A report by Fujitsu financial services showed that 39% of the UK residents it surveyed would consider leaving their providers if they do not offer up-to-date technology. A fifth of respondents also said they would consider obtaining banking or insurance services from potential disruptors such as Google, Amazon or Facebook.
These changes in customer attitudes will unlock a wealth of opportunities for those who lead the technological change. However, they will also act as a massive wake-up call to traditional companies, which are running the risk of appearing irrelevant to digitally obsessed citizens. Consumers expect all services to which they subscribe to have an open communication channel that allows them to engage at the push of a button.

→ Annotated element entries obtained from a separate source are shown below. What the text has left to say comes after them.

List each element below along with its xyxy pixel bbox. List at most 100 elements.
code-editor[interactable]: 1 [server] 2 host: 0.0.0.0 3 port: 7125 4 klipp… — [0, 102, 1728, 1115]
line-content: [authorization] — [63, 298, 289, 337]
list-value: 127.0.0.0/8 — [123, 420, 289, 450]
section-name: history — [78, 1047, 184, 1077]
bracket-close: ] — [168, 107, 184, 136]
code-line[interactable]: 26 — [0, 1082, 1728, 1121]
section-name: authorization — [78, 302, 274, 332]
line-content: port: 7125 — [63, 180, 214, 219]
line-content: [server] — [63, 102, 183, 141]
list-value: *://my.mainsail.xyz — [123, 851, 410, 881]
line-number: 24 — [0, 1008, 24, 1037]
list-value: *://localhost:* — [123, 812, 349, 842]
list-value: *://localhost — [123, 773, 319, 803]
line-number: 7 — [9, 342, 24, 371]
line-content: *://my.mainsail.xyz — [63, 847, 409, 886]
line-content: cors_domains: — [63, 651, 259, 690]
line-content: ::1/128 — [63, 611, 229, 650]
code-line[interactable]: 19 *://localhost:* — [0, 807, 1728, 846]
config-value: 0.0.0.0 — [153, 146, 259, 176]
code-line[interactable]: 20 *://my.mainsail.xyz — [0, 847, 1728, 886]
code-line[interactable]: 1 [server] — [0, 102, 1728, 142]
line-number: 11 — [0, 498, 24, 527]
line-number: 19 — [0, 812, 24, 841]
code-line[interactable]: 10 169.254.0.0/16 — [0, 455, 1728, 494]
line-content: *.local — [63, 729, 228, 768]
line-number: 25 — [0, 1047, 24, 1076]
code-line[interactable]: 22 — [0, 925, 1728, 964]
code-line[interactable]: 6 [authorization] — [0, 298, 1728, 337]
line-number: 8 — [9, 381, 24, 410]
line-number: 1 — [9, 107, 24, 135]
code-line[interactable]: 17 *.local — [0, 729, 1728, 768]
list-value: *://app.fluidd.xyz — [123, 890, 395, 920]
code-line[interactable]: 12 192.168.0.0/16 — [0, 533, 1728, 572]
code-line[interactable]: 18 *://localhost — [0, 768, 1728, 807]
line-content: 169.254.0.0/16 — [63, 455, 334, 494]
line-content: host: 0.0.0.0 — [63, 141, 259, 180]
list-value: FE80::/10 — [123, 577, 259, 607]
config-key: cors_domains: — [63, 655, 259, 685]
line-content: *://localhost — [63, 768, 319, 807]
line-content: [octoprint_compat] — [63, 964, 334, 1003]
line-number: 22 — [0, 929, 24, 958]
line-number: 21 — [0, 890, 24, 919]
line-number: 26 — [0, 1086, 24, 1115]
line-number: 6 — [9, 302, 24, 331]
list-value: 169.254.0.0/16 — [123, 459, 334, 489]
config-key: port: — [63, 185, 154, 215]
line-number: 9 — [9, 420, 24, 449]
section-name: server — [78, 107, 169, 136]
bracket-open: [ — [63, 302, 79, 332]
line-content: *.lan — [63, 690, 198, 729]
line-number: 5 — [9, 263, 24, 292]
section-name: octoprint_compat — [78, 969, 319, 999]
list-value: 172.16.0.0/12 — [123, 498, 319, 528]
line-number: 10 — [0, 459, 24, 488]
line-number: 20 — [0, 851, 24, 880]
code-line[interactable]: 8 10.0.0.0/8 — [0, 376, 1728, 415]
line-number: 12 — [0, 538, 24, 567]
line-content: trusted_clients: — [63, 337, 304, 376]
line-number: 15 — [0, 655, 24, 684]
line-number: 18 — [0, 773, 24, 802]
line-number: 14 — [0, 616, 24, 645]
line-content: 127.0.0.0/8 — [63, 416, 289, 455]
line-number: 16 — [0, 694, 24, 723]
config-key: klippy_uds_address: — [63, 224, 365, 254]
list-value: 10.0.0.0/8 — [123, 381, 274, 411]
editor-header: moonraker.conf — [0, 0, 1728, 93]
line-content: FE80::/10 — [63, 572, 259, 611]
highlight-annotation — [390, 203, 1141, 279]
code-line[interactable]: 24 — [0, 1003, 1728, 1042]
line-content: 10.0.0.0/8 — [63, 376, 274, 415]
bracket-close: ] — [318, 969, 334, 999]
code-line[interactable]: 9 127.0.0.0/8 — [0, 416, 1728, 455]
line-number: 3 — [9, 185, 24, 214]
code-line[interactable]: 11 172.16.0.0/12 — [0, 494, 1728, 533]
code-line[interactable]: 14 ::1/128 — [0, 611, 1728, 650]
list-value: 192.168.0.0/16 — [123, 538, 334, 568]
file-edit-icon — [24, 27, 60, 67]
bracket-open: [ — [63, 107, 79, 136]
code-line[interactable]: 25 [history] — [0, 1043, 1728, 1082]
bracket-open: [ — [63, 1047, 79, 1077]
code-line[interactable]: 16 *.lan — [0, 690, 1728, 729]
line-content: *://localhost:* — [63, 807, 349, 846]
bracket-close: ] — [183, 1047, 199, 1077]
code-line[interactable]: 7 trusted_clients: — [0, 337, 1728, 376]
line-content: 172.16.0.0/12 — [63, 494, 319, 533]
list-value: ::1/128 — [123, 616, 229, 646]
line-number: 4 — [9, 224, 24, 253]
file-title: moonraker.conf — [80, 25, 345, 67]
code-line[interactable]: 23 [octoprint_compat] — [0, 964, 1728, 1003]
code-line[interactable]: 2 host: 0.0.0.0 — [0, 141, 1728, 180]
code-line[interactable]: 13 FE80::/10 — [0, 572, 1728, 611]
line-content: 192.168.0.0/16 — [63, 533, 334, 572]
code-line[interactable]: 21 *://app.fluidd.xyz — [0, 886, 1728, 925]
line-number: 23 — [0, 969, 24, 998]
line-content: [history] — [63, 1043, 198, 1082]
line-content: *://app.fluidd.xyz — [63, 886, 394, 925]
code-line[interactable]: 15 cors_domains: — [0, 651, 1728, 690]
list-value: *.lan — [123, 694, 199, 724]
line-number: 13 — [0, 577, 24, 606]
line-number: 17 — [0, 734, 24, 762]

Our constant quest for convenience and collective expectations of instant gratification, where everything is just a click away, are increasing the technological pace. The digital demands of consumers are now driving technology forward when it was often thought to be the other way around.
The term "fintech" is increasingly being used to describe the tech start-up scene that is disrupting the financial sector. There is a realization that we need to speed up the processing time of mobile payments, loans and money transfers, for example, to drag the cautious industry into the 21st century.
With 81% of European households now online, it shouldn't be too much of a surprise that digital adoption of almost everything is gathering pace. Our smartphones hold the key to our entire lives, and this rapidly growing Hard Trend is only going to continue. A cab or a hotel room is available at the push of a button. Meanwhile, we can access reviews of restaurants or even bottles of wine just by pointing a phone at them; why shouldn't we be able to apply this technology to everything else?
You could be forgiven for asking: What about those who do not have a bank account? Are we unwittingly creating a divisive society? This fear is definitely not unfounded. However, I have worked with ...a number of fintech companies on the African continent that are bringing unparalleled innovations to the unbanked, who have traditionally been ignored.
Lowering the traditional barriers for consumers to remove financial exclusion is allowing fintech to be a key facilitator in the economic growth of Africa. No secret formula can be replicated across multiple countries, and the key to any form of disruption is developing a full understanding of the unique cultural nuances of a market and how its people interact with services.
Uber and Airbnb famously disrupted industries by eliminating universal customer pain points, offering users new value and convenience, and directly helping people find what they want fast. The future disruption of the financial industry is no different as technological change continues to drive consumer expectations.
Gartner recently reported that it believed that by the end of 2019, 25% of retail banks will use start-up providers to replace legacy online banking systems. Once again, the problem is with legacy vendors being too slow to react to the consumer requirements and demands around digital banking.
A new generation of providers is beginning to solve customers' frustrations and create opportunities. We are now moving further into this digital transformation where exponential change is creating endless possibilities. Ironically, the overprotective caution adopted by legacy leaders will ultimately be their downfall.
We often talk about how technology is disrupting industries, and this appears to have negative connotations. The truth is that it is consumers who are growing impatient with traditional institutions that are still desperately clinging to the old way of doing things. These users now have very high expectations from services, and their digital demands are increasing.
If every person with a smartphone has the same questions -- Why didn't a cab driver think of Uber? Why didn't Barnes & Noble think of Amazon? Why didn't Blockbuster think of Netflix? And why didn't Marriott think of Airbnb? -- then why are businesses not adopting an Anticipatory Organization™ Mindset by identifying the Hard Trends that will happen and using that knowledge to act on the best new opportunities?
Technology famously works best when it solves real problems and delivers better services to bring businesses and customers closer together. Businesses need to wake up and see the new game-changing opportunities or face losing their customers to rivals that have a better way to identify their customers' unmet present and future needs.